Direkt zu dem Film geht es hier.
Einen ausführlichen Text zu dem Beitrag gibt es hier.


Kommentare
schlimme Sachen und aus meiner Sicht überhaupt nicht in Ordnung. Leider wärmte der Bericht ja lediglich alte bzw. durchaus bekannte Sachverhalte nur neu auf.
Kommunales Kopfschütteln, Jan
Wie Du so schön sagst, Jan, sind das eigentlich "altbekannte" Geschichten, aber da kommen wieder die Politiker ins Spiel, wie der ASB-Landesvorsitzende Hans-Ulrich Pfaffmann, MdL der SPD und von Beruf Krankenpfleger, tätig in den 80er Jahren im KH München-Bogenhausen.
Fakt ist, wie ich schon öfters erwähnt habe, hat der RD in Bayern viel Dreck am Stecken und dieser Sumpf gehört trockengelegt, auch wenn dabei einige HiOrg oder Private über die "Klinge" springen. In Bayern ist seit gestern der Entwurf zur Novelle des RDG auf dem Markt, aber von einer Gleichbehandlung, wie es in dem Gerichtsurteil vom 24. Mai 2012 gefordert wird, ist dieser Entwurf, der vermutlich aus der Feder des BRK stammt (wie 2008), weit entfernt. Er hat einzig das Ziel im Auge, die kleinen Privatunternehmen besonders im Krankentransport zu vernichten. Jedenfalls wird dieser Entwurf, sollte er durchgehen, weitere Klagen nach sich ziehen, weil es hier um Existenzen geht.
Gruß aus Bayern
Warum geht eigentlich niemand auf die Straße und ruft zum Streik auf? Haben alle solche Angst vor der Garantenstellung und angeblichen Strafmaßnahmen? Ein kleiner Notdienst muss aufrecht erhalten werden. Mehr nicht. Was denkt Ihr, wie schnell sich dann an der Situation etwas ändern würde? RD-Mitarbeiter haben verdammt viel Macht. Nutzt sie!
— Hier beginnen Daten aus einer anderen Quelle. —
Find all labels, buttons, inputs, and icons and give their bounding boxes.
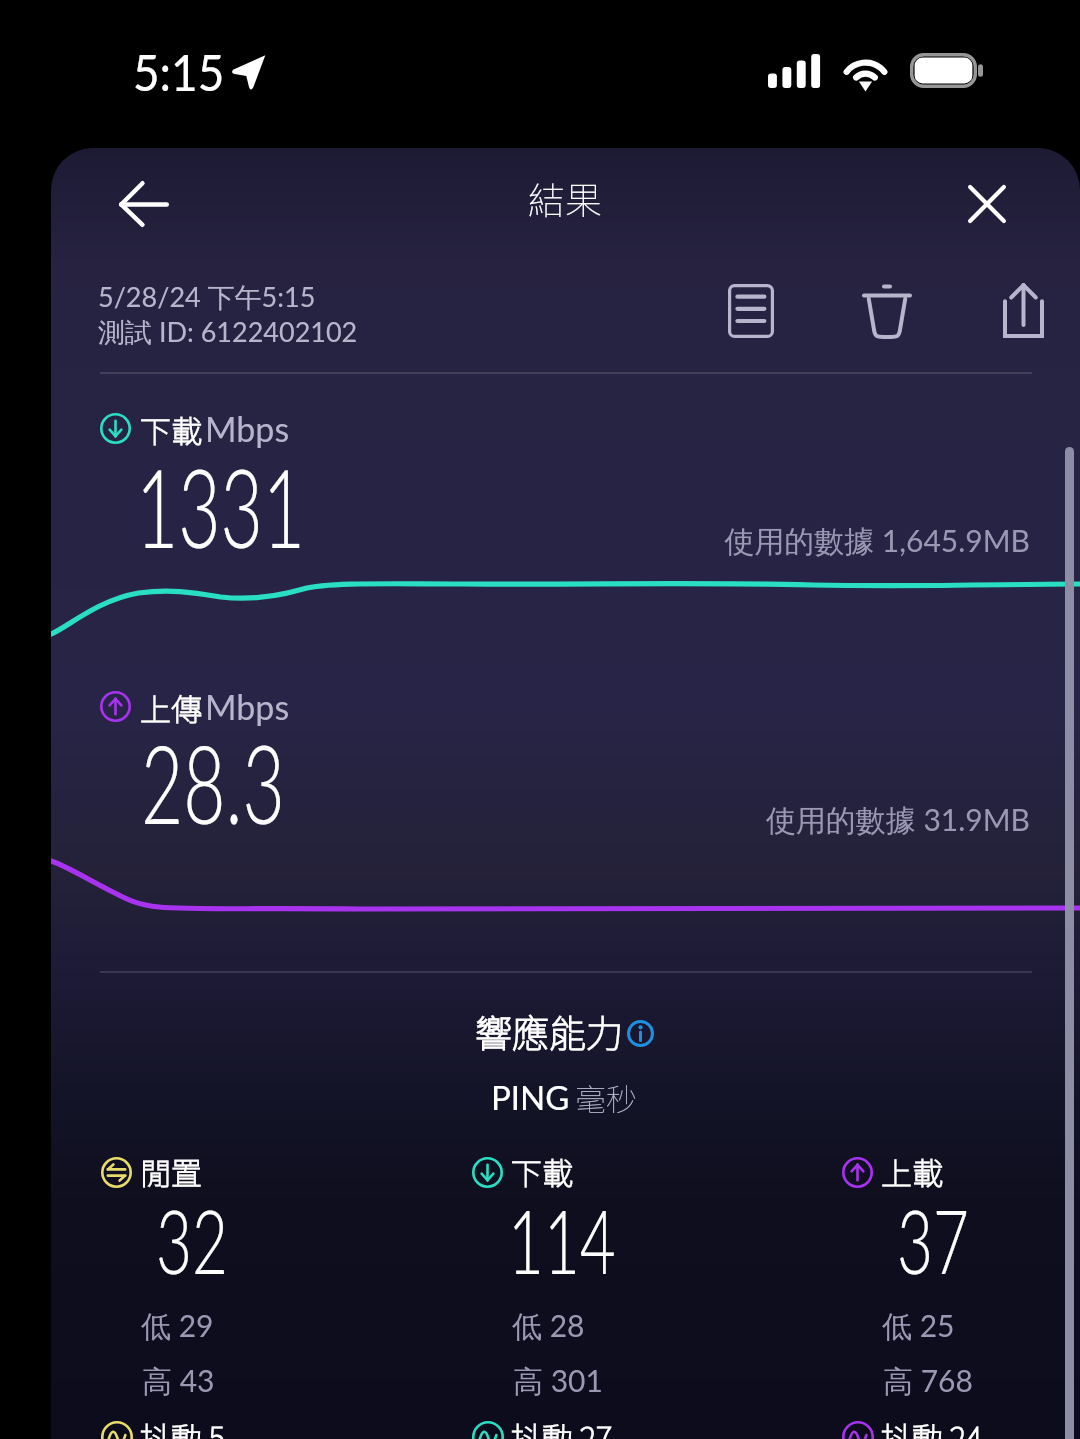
staticText: 高 768 [883, 1362, 973, 1401]
button[interactable]: Delete [845, 270, 929, 354]
staticText: 5:15 [133, 42, 225, 102]
button[interactable]: Info [616, 1009, 664, 1057]
staticText: 使用的數據 31.9MB [473, 801, 1030, 840]
staticText: 低 25 [882, 1307, 955, 1346]
staticText: 5/28/24 下午5:15 [98, 280, 316, 315]
staticText: Mbps [205, 408, 290, 449]
staticText: PING [491, 1077, 570, 1117]
button[interactable]: Back [98, 158, 190, 250]
staticText: 32 [156, 1186, 228, 1293]
staticText: 37 [897, 1186, 969, 1293]
staticText: 抖動 24 [881, 1414, 983, 1439]
staticText: 響應能力 [475, 1004, 623, 1058]
staticText: 閒置 [140, 1149, 202, 1194]
button[interactable]: Close [941, 158, 1033, 250]
staticText: Mbps [205, 686, 290, 727]
staticText: 毫秒 [575, 1075, 637, 1120]
staticText: 抖動 27 [511, 1414, 613, 1439]
staticText: 上載 [881, 1149, 943, 1194]
staticText: 使用的數據 1,645.9MB [473, 522, 1030, 561]
staticText: 上傳 [140, 685, 202, 730]
staticText: 高 43 [142, 1362, 215, 1401]
staticText: 高 301 [513, 1362, 603, 1401]
staticText: 1331 [136, 441, 305, 571]
staticText: 114 [508, 1186, 616, 1293]
staticText: 28.3 [141, 717, 286, 847]
staticText: 測試 ID: 6122402102 [98, 315, 358, 350]
staticText: 下載 [140, 407, 202, 452]
staticText: 結果 [528, 171, 602, 225]
staticText: 下載 [511, 1149, 573, 1194]
staticText: 低 29 [141, 1307, 214, 1346]
staticText: 低 28 [512, 1307, 585, 1346]
button[interactable]: Share [981, 269, 1065, 353]
button[interactable]: Results list [709, 269, 793, 353]
staticText: 抖動 5 [140, 1414, 225, 1439]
Da gehören immer zwei dazu. Der, der knechtet, und der, der sich knechten lässt.
Man könnte auch sagen "die überwiegende Mehrheit geht den Weg des geringsten Widerstandes" und das wird sich wohl kaum ändern.
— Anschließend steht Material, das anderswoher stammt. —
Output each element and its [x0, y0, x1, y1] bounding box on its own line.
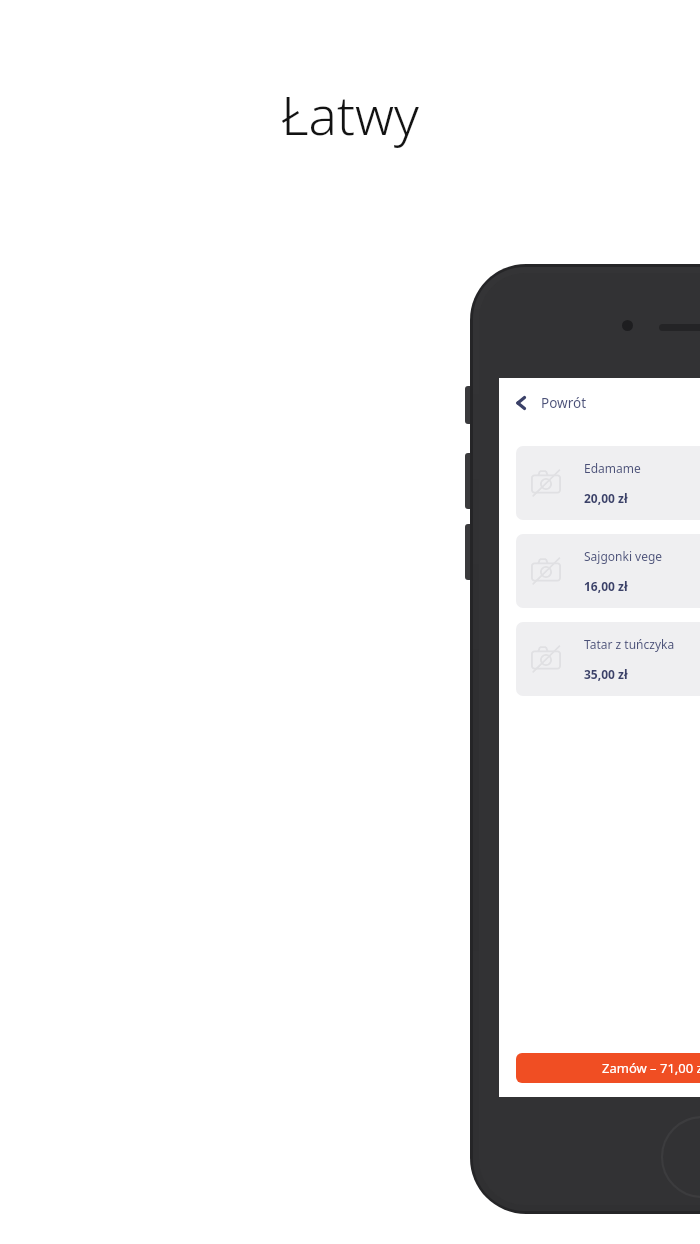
- staticText: 20,00 zł: [584, 490, 628, 506]
- staticText: Łatwy: [281, 78, 419, 150]
- staticText: 16,00 zł: [584, 578, 628, 594]
- staticText: Zamów – 71,00 zł: [602, 1059, 700, 1077]
- staticText: Edamame: [584, 460, 641, 476]
- other: No image: [530, 467, 562, 499]
- other: No image: [530, 555, 562, 587]
- staticText: Sajgonki vege: [584, 548, 663, 564]
- button[interactable]: No image: [516, 446, 700, 520]
- button[interactable]: Zamów – 71,00 zł: [516, 1053, 700, 1083]
- staticText: 35,00 zł: [584, 666, 628, 682]
- staticText: Powrót: [541, 394, 587, 412]
- button[interactable]: Powrót: [499, 378, 700, 428]
- button[interactable]: No image: [516, 622, 700, 696]
- other: No image: [530, 643, 562, 675]
- staticText: Tatar z tuńczyka: [584, 636, 675, 652]
- button[interactable]: No image: [516, 534, 700, 608]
Ein böses Erwachen wird die zwangsläufige Folge sein.
Alfred Brandner
-Rettungsassistent
-Fachkraft Gewaltpräventation/Abwehr
(Brecht)
ich stelle mal eine Rechnung auf: Verdienst RS 1985 in BAT 6b mit Schichtzulagen ca 2.400-2.700 DM netto. Verdienst RettAss im Jahre 2012?
Der Unterschied ist bereits so gravierend, dass es wie Derin sagt, nur mit einer Großdemo oder Streik geht. Die AOK in Bayern sch... sich einen Dreck, wie die Patienten versorgt und transportiert werden, nur billig muss es sein.
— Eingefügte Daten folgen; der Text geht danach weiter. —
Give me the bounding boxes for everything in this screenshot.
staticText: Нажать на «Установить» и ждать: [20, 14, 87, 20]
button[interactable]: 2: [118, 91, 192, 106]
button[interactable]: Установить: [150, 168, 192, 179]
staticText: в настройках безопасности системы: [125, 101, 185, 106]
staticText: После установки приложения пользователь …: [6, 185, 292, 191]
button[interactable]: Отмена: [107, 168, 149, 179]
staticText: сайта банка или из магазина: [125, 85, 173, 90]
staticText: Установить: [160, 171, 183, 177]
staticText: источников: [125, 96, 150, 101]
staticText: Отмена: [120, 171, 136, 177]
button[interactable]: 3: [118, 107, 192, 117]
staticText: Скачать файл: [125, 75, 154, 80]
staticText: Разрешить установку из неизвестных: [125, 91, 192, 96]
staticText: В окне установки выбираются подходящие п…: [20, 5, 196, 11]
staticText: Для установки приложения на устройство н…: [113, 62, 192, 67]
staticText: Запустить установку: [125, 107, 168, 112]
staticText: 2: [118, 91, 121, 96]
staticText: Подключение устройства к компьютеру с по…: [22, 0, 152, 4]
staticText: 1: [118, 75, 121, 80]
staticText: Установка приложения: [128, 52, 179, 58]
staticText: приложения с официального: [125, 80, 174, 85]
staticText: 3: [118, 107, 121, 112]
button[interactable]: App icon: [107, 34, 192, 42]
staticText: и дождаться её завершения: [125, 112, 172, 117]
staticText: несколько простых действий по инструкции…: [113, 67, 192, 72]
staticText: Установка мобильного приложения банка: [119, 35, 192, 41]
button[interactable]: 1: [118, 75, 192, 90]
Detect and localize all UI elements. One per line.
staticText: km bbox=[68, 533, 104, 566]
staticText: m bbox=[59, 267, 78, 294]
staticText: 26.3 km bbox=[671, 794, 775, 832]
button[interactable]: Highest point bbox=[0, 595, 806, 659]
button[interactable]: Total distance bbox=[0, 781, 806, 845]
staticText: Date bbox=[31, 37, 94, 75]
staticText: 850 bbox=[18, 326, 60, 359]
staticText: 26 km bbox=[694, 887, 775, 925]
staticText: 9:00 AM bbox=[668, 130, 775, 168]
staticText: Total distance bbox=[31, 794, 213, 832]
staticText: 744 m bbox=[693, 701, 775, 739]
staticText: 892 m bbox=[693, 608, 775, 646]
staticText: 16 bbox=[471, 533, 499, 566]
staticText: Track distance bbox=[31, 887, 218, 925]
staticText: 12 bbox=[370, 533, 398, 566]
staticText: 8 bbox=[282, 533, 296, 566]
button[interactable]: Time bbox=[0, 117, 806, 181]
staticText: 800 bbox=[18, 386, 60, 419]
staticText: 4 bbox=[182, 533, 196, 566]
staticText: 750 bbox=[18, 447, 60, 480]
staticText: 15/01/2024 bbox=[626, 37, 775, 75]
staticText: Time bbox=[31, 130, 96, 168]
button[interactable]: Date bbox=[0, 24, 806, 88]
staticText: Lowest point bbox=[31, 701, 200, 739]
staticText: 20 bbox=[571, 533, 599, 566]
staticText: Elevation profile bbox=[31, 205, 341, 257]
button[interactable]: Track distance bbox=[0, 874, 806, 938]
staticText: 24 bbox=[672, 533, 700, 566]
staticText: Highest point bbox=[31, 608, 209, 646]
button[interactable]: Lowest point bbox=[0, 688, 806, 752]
Ich kann nur an die RD'ler appalieren, reißt Euch zusammen und streikt mal eine Woche und Ihr werdet sehen, wie schnell sich etwas ändert. Aber solange die Schlafschafe unter den RD'lern so weitermachen, wird es immer schlimmer, außer z.B. in Bayern, wenn es Rotes Kreuz und Blaues Kreuz schaffen, das Monopol zu statuieren, dann bestimmen sie den Preis gegenüber den Kostenträgern.
Auf die Politik braucht keiner zu hoffen, denn die ist zu korrupt und zu dumm, um etwas zu Gunsten der Mitarbeiter zu ändern. Auch die beiden Führungskräfte des ASB Oberbayern, die derzeit am Pranger stehen, waren früher mal Krankenhilfsträger, aber wie heißt es so schön: Gib mir Macht und ich vergesse meine Herkunft!
Leute, es wird Zeit, dass was passiert, sonst geht es ewig so weiter!
Aber...DIESEN FLÄCHENTARIF WIRD UNS NIEMAND SCHENKEN!